Parmi les feuillages persistants il y a des choix moins courants mais très gérables.

  • Le fusain rampant, Euonymus fortunei, peut également se palisser. Il s’enfile facilement dans un treillis, puis se lignifie. Les feuillages panachés de crème ou de jaune sont très lumineux. De petites fleurs peu visibles mais très mellifères sont produites en juin.

  • Muehlenbeckia complexa est le cache-misère idéal! Cette plante de Nouvelle-Zélande peut être utilisée comme couvre-sol mais grimpe tout aussi volontiers. Ses fines tiges brunes portent de toutes petites feuilles rondes. Si on lui fournit un support, les tiges volubiles s’y enroulent toutes seules. De la sorte, le Muehlenbeckia est une solution idéale pour cacher une gouttière: il suffit de l’entourer d’un treillis de poule comme support. Pour avoir un résultat aussi net que sur la photo, il faut tailler les pousses.

  • Le Pyracantha est un arbuste facile à palisser tant à la verticale qu’à l’horizontale. Mal-aimé parce qu’il est très épineux, le buisson ardent comme on l’appelle communément est intéressant à plus d’un titre: il est persistant, produit une jolie floraison blanche en mai et se couvre de baies rouges, oranges ou jaunes à l’automne. Il fait le bonheur des merles qui raffolent des baies et y construisent volontiers leur nids.
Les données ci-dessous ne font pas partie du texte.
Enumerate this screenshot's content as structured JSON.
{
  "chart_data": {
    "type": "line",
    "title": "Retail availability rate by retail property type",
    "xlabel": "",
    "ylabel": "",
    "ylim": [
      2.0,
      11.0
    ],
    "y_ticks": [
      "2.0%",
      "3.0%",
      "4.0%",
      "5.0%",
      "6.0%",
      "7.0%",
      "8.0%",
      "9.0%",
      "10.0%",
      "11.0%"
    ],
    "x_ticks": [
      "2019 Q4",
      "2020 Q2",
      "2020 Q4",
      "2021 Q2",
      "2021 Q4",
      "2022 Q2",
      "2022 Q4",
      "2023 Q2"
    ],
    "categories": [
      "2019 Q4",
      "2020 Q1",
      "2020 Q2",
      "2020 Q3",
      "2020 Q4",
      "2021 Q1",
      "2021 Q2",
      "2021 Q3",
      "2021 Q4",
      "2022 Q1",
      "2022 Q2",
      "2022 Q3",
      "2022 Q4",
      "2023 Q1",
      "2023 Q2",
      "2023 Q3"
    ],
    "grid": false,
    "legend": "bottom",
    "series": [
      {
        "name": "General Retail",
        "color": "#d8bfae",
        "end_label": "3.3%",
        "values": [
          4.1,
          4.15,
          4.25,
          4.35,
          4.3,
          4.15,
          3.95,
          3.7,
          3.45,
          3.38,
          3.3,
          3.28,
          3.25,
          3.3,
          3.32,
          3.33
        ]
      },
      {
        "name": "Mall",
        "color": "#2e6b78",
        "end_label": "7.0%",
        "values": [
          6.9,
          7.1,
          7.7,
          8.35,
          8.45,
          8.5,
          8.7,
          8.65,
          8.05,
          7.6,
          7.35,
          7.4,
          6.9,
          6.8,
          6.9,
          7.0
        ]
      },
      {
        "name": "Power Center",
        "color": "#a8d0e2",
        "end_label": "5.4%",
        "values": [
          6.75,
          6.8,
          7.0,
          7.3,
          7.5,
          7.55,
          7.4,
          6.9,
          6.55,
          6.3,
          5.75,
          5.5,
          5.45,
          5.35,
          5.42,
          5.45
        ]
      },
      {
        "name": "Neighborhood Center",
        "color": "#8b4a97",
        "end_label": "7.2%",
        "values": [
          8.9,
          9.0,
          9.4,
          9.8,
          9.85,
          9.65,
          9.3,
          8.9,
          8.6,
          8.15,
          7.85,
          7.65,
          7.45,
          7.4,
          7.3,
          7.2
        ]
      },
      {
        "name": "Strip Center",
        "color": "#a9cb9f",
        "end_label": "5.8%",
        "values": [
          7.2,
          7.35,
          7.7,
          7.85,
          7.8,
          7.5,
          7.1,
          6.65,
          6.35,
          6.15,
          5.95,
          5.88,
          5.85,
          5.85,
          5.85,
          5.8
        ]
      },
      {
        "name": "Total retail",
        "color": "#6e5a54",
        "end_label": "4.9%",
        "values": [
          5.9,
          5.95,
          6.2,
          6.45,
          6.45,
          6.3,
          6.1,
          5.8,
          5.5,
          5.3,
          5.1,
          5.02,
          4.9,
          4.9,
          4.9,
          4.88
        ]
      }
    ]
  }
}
Il y a enfin les roses grimpantes, splendides même si leur moment de gloire ne dure qu’un mois. Elles nécessitent plus de soin et un palissage annuel dans les règles de l’art pour obtenir une belle floraison. Quelques clous bien placés suffisent pour attacher les branches principales. Les rameaux doivent ensuite être guidés le plus possible à l’horizontale. Le choix est illimité, tant pour les couleurs, la taille des fleurs et la vigueur. Certains rosiers sont remontants et fleurissent une seconde fois. D’autres produisent de jolies baies, un atout pour l’hiver. Certaines sont parfumées, d’autres à peine. Trouver le rosier grimpant de ses rêves dans un catalogue demande un peu de patience!

Un petit trou, quelques pavés retirés, quelques crochets dans le mur et une belle grimpante peut donner vie à une rue. Si chacun s’y met cela peut faire une différence. La brique n’est pas sacrée après tout!